The correlation between $\kappa$ and $S$ reverses when we add the ocean heat flux constraint. This is similar to what we are seeing in the mcmc runs which is dope.  

<br>

The symmetry about $S$ and $\kappa$ is fairly obvious in this experiment. I would hope for something similar in the set up for the emission driven runs with vs without the penalty. 


## Shout out to BBL 

So I talked to BBL about observational values of $\beta$ and $Q_{10}$. And this is what he passed along. 

```
Q10 global scale papers:
* Mahecha et al. 2010, found convergence around 1.5. http://dx.doi.org/10.1126/science.1189587
* Bond-Lamberty and Thomson 2010, global soil respiration Q10 of 1.4 http://dx.doi.org/10.1038/nature08930
* Johnston and Sibly 2018, latitudinal gradient of 2.3 to 2.7. http://dx.doi.org/10.1038/s41559-018-0648-6
* The E3SM team has found that a global Q10 of 1.5 leads to best performance vis-a-vis ILAMB benchmarks and observational records.


The CO2 fertilization literature is more scattered (or maybe I just don’t know it as well). Tree rings, satellites, greenhouse studies, FACE studies–they seem to all give wildly divergent estimates of possible beta strength.
```

When I spent some time looking at the $\beta$ literature what I could find didn't report values, if it did it was rarely a global value and since Hector's beta is unit less it was hard to get a sense of what values would be comparable to one another. 

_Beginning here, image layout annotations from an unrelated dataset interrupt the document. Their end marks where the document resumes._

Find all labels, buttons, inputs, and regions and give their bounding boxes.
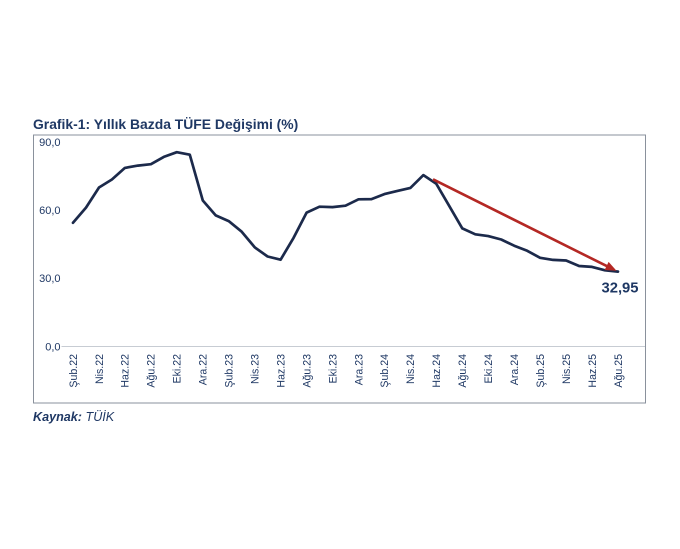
svg-text:Nis.23: Nis.23 — [250, 354, 262, 384]
svg-text:Eki.23: Eki.23 — [327, 354, 339, 384]
svg-text:0,0: 0,0 — [45, 341, 60, 353]
svg-text:Kaynak: TÜİK: Kaynak: TÜİK — [33, 410, 115, 424]
svg-text:90,0: 90,0 — [39, 137, 60, 149]
svg-text:Şub.22: Şub.22 — [68, 354, 80, 388]
svg-text:Haz.22: Haz.22 — [120, 354, 132, 388]
svg-text:Eki.22: Eki.22 — [172, 354, 184, 384]
svg-text:Nis.24: Nis.24 — [405, 354, 417, 384]
svg-text:Nis.25: Nis.25 — [561, 354, 573, 384]
svg-text:Haz.24: Haz.24 — [431, 354, 443, 388]
svg-text:Ağu.23: Ağu.23 — [301, 354, 313, 388]
svg-text:Nis.22: Nis.22 — [94, 354, 106, 384]
svg-text:Ara.23: Ara.23 — [353, 354, 365, 385]
svg-text:Ara.24: Ara.24 — [509, 354, 521, 385]
svg-text:Ağu.25: Ağu.25 — [613, 354, 625, 388]
svg-text:32,95: 32,95 — [601, 281, 638, 297]
svg-text:Grafik-1: Yıllık Bazda TÜFE De: Grafik-1: Yıllık Bazda TÜFE Değişimi (%) — [33, 116, 298, 132]
svg-text:Şub.25: Şub.25 — [535, 354, 547, 388]
svg-text:Ağu.22: Ağu.22 — [146, 354, 158, 388]
svg-text:Ara.22: Ara.22 — [198, 354, 210, 385]
svg-text:60,0: 60,0 — [39, 205, 60, 217]
svg-text:Haz.23: Haz.23 — [275, 354, 287, 388]
svg-text:Şub.23: Şub.23 — [224, 354, 236, 388]
svg-text:Eki.24: Eki.24 — [483, 354, 495, 384]
svg-text:Şub.24: Şub.24 — [379, 354, 391, 388]
svg-text:Haz.25: Haz.25 — [587, 354, 599, 388]
svg-text:Ağu.24: Ağu.24 — [457, 354, 469, 388]
svg-text:30,0: 30,0 — [39, 273, 60, 285]
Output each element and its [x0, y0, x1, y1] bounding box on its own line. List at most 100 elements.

New constraint, the following is pulled from BBL's nature paper. 

```
These data suggest a moderate response of global RS to temperature: a Q10 (rate of change of RS with an increase in temperature of 10 °C) of 1.5. This value matches, within confidence limits, global Q10 values for RS (2.1 ± 0.7 and 1.9 ± 0.4) constrained by the observed interannual variability in atmospheric CO2 using the UK Met Office Hadley Centre coupled global model11. 
```




## Emission Driven Tests

Now we suspect that there is trade off occurring between $\beta$ and $Q_{10}$. So now we fix $\beta$ values and solve for the remaining climate and carbon cycle parameters. Not all of the sampled values of $\beta$ converged, it took
a lot more iterations to get the emission driven runs to converge. In  the penalty  set up $Q_{10}$ was set constrained using the log mesa function where a = 1.5, b = 2.8, dig = 0.10 from BBL's paper. This range is very different  from the range we found  from the DOE PI meeting MCMC. 
<br>

```{r}
ggplot(data = beta_q10_df, 
       aes(beta, min_value, color = model))+ 
    geom_line() + 
    geom_point() + 
    facet_wrap('penalty')  + 
    labs(x = expression(beta), 
         y = 'MSE')
```

As we were expecting without the penalty the MSE is constant across the fixed $\beta$ values however it does
look like CanESM2 has a bit of a trend in it. I don't really have a sense of what sort of slope in the parameter vs MSE line would mean that optim would be able to solve for a unique solution. My gut says that the gradient of the line is not enough for optim to identify unique solutions but what do you guys think? And that even with the penalty applied there is some un-identifiablity with $\beta$ less than 0.25.  

<br>

Pay attention to the scales on these! 

```{r}
ggplot(data = beta_q10_df, 
       aes(beta, q10_rh, color = model))+ 
    geom_line() + 
    geom_point() + 
    facet_wrap('penalty', scales = 'free')  + 
    labs(x = expression(beta), 
         y = expression(Q[10]))
```

Based off of these two plots I am inclined to say that the penalty function does help resolve some of the the Identifiability issues we are seeing with $\beta$ and $Q_{10}$ but I suspect that optim is still going to be used to really low values of $\beta$. 


## Conclusions 

Apply the penalty function to the calibration set up somewhat works but I am not sure if it works entirely.